Porém, os Estados Unidos não ratificaram o
documento, com a alegação de que isto prejudicaria o crescimento econômico
nacional. Já a China, como país em desenvolvimento, não tinha obrigações de
corte de emissões. Portanto, os dois maiores poluidores do mundo ficaram livres
para continuar poluindo o Planeta e as emissões globais de dióxido de carbono,
pela queima de combustíveis fósseis, passaram de 23 bilhões de toneladas em
1992 para 36 bilhões de toneladas em 2013. Neste sentido, o Protocolo de Kyoto
pode ser considerado um fracasso.
Além disto, houve um deslocamento geográfico da
origem das emissões, com o “Norte Global” diminuindo participação relativa e o
“Sul Global” aumentando suas emissões absolutas e relativas. Estados Unidos,
União Europeia, Rússia e Japão reduziram a percentagem de emissões, enquanto
China, Índia e o resto do Terceiro Mundo aumentaram suas cargas de poluição. O
caso da China é impressionante, pois subiu de 11% das emissões globais para 26%
(mais do que a soma de Estados Unidos e União Europeia). Estados Unidos e China
respondem por 40% das emissões globais de dióxido de carbono (CO2).
Neste contexto, um acordo climático, conforme
anunciado em 11 de novembro de 2014, entre os dois gigantes da poluição mundial
é uma notícia auspiciosa no sentido de tentar evitar uma a catástrofe
climática.
No acerto sino-americano, assinado em Pequim
pelos presidentes Barack Obama e Xi Jinping, os Estados Unidos se comprometem a
diminuir suas emissões entre 26% e 27% até 2025, em relação aos níveis de 2005,
ampliando a proposta de redução para além da meta de 17% até 2020 feita
anteriormente. A China se comprometeu a começar a redução de emissões a partir
de 2030 – podendo, inclusive, antecipar esta data – e ter 20% de energia limpa
em sua matriz energética no mesmo ano. Xi Jiping, presidente chinês, afirmou
que o país instalará até 1.000 GW (gigawatt) de energias limpas até 2030.

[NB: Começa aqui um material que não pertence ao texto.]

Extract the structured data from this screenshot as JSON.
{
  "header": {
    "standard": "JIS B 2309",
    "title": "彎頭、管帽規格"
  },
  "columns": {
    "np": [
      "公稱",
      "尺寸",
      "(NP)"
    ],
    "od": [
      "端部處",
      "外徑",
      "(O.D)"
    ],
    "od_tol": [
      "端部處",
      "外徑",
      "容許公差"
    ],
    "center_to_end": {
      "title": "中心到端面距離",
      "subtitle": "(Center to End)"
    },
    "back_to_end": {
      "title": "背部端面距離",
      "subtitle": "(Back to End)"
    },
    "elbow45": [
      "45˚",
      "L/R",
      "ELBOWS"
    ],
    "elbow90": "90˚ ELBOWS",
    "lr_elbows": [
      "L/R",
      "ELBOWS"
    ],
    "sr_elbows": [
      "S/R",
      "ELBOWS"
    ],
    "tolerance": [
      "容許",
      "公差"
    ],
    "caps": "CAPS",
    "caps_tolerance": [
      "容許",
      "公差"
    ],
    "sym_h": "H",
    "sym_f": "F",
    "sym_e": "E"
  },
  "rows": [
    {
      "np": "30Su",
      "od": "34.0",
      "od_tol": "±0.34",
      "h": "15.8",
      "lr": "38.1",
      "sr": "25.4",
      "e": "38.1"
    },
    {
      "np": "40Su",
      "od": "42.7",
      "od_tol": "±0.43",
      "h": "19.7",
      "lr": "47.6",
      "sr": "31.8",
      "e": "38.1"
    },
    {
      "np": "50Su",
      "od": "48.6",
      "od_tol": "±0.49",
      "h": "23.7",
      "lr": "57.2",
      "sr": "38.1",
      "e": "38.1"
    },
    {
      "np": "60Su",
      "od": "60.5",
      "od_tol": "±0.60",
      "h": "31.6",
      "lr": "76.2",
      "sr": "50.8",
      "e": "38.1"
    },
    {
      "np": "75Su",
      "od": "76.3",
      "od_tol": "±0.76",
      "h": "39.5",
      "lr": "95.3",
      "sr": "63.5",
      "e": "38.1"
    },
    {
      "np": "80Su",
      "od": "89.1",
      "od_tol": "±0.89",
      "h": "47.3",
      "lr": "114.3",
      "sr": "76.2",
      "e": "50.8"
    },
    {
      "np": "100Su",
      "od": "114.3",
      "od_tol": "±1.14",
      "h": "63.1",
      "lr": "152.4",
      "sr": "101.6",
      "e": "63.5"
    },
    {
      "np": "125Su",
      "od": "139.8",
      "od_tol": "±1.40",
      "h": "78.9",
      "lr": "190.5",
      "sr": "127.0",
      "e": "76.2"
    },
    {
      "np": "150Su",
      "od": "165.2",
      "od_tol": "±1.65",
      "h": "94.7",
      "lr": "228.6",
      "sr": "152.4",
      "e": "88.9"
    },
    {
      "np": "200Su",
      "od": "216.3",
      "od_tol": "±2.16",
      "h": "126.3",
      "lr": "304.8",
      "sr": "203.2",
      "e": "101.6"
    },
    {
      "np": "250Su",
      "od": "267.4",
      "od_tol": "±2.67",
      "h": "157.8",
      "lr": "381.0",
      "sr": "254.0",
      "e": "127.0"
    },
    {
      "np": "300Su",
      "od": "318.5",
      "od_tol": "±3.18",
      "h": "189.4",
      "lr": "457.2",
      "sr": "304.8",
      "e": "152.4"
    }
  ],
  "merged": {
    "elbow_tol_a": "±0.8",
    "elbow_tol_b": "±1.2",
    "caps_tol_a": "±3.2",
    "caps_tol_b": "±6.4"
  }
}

Se olharmos para a falta de resultados concretos
das negociações anuais da Convenção do Clima (adotada na Rio/92), o acordo
EUA-China apresenta um avanço e pode ajudar no processo de negociação da 20ª
Conferência das Partes da Convenção Quadro das Nações Unidas sobre Mudanças
Climáticas – COP20 que vai acontecer entre os dias 01 e 12 de dezembro de 2014,
em Lima, Peru.
Não resta dúvidas que as duas superpotências da
degradação ambiental dão sinais de preocupação com o possível colapso climático
e começam a buscar saídas. Enquanto isso, o Brasil vai na direção contrária,
pois destrói seus recursos hídricos, aumenta o desmatamento e piora sua matriz
energética, fazendo do petróleo (do pré-sal) e das hidrelétricas na Amazônia a
alternativa para a continuidade do modelo econômico classificado como
“desenvolvimentismo ecocida e antropocêntrico”.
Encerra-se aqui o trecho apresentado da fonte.